Here are my 8 Rules for Flourishing:
- Activate mind AND body (linked in flourishing). Do age appropriate exercise, laugh, study jewelry making or bridge building. What lights your fire?
- Focus on what you want—See it in your mind’s eye. Make a neural path for it. Act toward it.
- Focused activity almost always leads to positive feelings. This is the principle of FLOW (see Csiksentmihalyi discuss this himself on TED). Positive feelings allow a “broaden and build” approach to achievement.
- Attention=enjoyment (you can learn this)… Buddhist monks have highly developed attention (that part of their brain is more active than others’).
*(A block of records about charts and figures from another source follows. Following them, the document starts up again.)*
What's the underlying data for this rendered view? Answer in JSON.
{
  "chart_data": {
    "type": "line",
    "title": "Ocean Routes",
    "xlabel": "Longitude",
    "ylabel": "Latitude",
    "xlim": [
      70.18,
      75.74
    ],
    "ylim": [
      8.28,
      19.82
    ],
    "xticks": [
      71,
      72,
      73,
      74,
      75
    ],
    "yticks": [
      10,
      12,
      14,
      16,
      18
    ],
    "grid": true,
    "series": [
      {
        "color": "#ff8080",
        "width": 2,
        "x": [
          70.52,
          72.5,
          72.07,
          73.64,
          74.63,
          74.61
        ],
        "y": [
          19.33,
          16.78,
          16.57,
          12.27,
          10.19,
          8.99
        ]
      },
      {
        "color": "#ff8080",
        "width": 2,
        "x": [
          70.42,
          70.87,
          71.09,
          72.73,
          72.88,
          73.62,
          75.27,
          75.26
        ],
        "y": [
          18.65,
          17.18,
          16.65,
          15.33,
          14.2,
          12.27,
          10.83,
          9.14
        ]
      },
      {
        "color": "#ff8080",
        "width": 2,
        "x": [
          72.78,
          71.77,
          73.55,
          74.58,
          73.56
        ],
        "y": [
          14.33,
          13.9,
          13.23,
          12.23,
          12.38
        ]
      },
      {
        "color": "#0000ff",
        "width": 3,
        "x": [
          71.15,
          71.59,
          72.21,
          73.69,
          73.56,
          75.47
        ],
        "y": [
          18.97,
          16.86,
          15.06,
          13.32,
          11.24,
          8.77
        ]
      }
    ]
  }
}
- Expectation of pleasure can work in direct opposition to things that upset you. Giving in to negative feelings doesn’t appease them, but reinforces them. Pouting, carrying a grudge, even talking about how angry you are, makes the anger bigger, not smaller. Better to go for a walk.
- Value the unexpected—in seeing new perspectives we increase our vitality. Seek out difference.
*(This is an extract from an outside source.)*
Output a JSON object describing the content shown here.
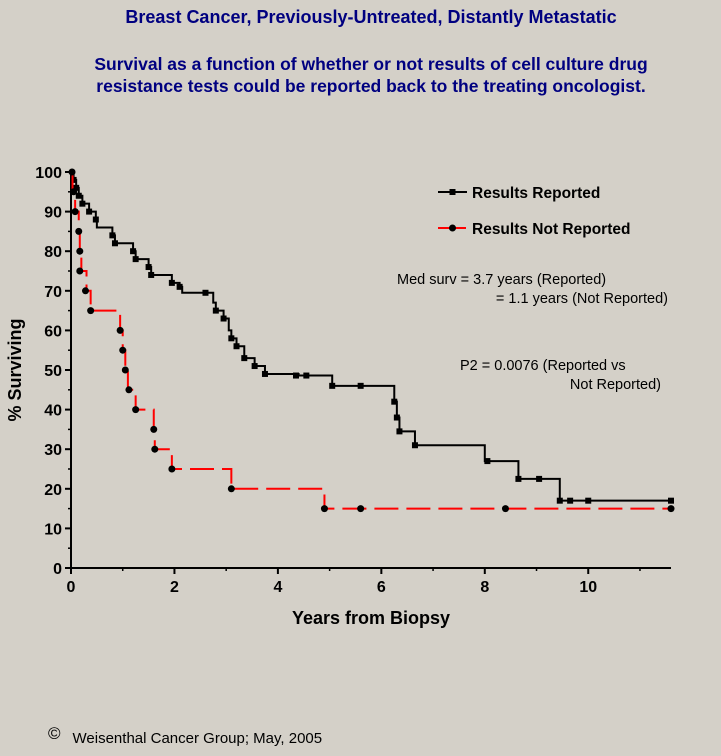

- Control your decisions, rather than your wishes. To have your wishes fulfilled, particularly when that fulfillment is at the price of your freedom is life numbing. Do you really want to make $250,000 working for a despot?
- Love someone or some being. Love them joyfully! Love a dog or a goldfish. Love your niece or your grandson. Love your spouse, your poslq (person of the opposite sex living in the same quarters), your neighbor as yourself, your garage mechanic. THIS IS MORE IMPORTANT THAN ANY OF THE OTHERS!
I’ll spend more time on each of these in weeks to come.